The software addresses the need by companies that are born digital or become digital to store a lot of data on high-density solutions, Lecat said.

"Typical file system problems start when dealing with in excess of 100,000 files," he said "Our customers are already storing a total of 800 billion objects. That's a crazy number. Our largest customer has over 80 billion objects. Another customer handles single files with 1 petabyte of capacity. Those are crazy numbers."

In addition to getting a ready-to-use object storage appliance with the Dell SD7000-S, customers also get the benefits of working with a software license for their object storage requirements, Lecat said.

"As an appliance ages, customers can get new hardware and then just transfer the software license," he said. "With software-defined storage, customers get long-term licenses with the benefits of a preconfigured appliance."

The partnership with San Francisco-based Scality is the latest addition to Dell's Blue Thunder software-defined storage strategy, under which Round Rock, Texas-based Dell works with multiple vendors of hyper-converged and software-defined storage technology.

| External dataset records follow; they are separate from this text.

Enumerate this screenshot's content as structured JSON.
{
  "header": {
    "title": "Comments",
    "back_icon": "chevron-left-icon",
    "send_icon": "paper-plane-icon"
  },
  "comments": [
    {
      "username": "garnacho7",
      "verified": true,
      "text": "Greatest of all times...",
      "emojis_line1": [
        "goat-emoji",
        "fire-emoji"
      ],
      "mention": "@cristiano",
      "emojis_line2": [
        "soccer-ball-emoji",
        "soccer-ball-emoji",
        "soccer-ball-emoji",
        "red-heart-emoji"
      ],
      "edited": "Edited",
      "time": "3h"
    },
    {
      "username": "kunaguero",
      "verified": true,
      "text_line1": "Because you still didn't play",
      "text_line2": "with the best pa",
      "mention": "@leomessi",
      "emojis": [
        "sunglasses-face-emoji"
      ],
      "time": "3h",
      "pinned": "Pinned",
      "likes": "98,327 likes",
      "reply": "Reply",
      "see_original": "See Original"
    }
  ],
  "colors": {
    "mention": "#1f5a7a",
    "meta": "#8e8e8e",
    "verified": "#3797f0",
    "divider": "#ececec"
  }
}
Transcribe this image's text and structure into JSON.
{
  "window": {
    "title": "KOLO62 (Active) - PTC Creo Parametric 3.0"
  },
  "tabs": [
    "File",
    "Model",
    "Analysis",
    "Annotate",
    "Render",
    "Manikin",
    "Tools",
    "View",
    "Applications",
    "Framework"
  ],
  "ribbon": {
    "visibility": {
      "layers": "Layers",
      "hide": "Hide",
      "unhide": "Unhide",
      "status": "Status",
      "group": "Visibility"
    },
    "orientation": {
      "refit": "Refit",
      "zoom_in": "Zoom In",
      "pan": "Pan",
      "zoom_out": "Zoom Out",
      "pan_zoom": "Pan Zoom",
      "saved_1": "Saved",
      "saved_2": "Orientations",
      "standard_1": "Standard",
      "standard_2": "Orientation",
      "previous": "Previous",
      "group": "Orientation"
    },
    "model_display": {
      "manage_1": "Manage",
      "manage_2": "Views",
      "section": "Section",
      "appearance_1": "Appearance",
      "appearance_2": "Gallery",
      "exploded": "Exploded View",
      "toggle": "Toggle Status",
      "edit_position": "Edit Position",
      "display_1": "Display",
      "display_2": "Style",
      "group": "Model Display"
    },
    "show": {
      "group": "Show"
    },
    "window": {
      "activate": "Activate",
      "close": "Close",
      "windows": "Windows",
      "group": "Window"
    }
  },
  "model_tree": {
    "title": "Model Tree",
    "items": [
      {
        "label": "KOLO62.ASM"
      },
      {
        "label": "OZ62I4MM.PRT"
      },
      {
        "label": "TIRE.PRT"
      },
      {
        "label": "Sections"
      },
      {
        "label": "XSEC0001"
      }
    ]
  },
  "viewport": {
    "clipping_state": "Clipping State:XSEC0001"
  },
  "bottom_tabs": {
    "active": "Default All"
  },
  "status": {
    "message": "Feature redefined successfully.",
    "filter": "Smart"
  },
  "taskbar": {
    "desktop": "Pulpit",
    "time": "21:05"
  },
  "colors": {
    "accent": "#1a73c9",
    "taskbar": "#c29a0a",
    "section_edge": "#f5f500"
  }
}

That strategy aims to provide alternatives to customers looking to step away from traditional storage solutions, Fine said.

"For years, Dell has done traditional storage architectures," he said. "We've made changes to increase performance and scalability. But we're hearing from customers that are looking for new IT environments. They want to get away from the cost and complexity of traditional data center infrastructures."

The Dell SD7000-S is built on Dell's DSS 7000 server platform, which solution providers first got to see at last year's Dell World, said Michael Tanenhaus, principal at Mavenspire, an Annapolis, Md.-based solution provider and Dell channel partner.

"We all thought this was the perfect platform for software-defined storage," Tanenhaus told CRN. "It works for scale-out, object and block storage. This is important for areas like research and data lakes."

There is a definite need for solutions like the SD7000-S, Tanenhaus said.

"The biggest barrier to object storage has been the interface," he said. "Everybody knows block storage, volumes, LUNs and so on. They understand file storage. But object storage has been harder. Some people add a file-based storage front, or custom front ends, or other interfaces."

That had been the situation with Dell, Tanenhaus said. "Dell's earlier attempts at object storage didn't have a clean interface. Scality is different. The Scality Ring software makes it easy to get your arms around object storage."

With the adoption of Scality's software-defined object storage solution to its product line card, Dell is taking advantage of technology funded in part by archrival Hewlett Packard Enterprise, which in January unveiled an equity investment in Scality along with plans to develop and sell solutions including the Scality Ring software and HPE's Apollo server line.

Fine said he sees not conflict in working with a company like Scality that is so closely tied to HPE. "We believe we have the best technology in whatever we do," he said. "And companies like Microsoft work with competing partners all the time."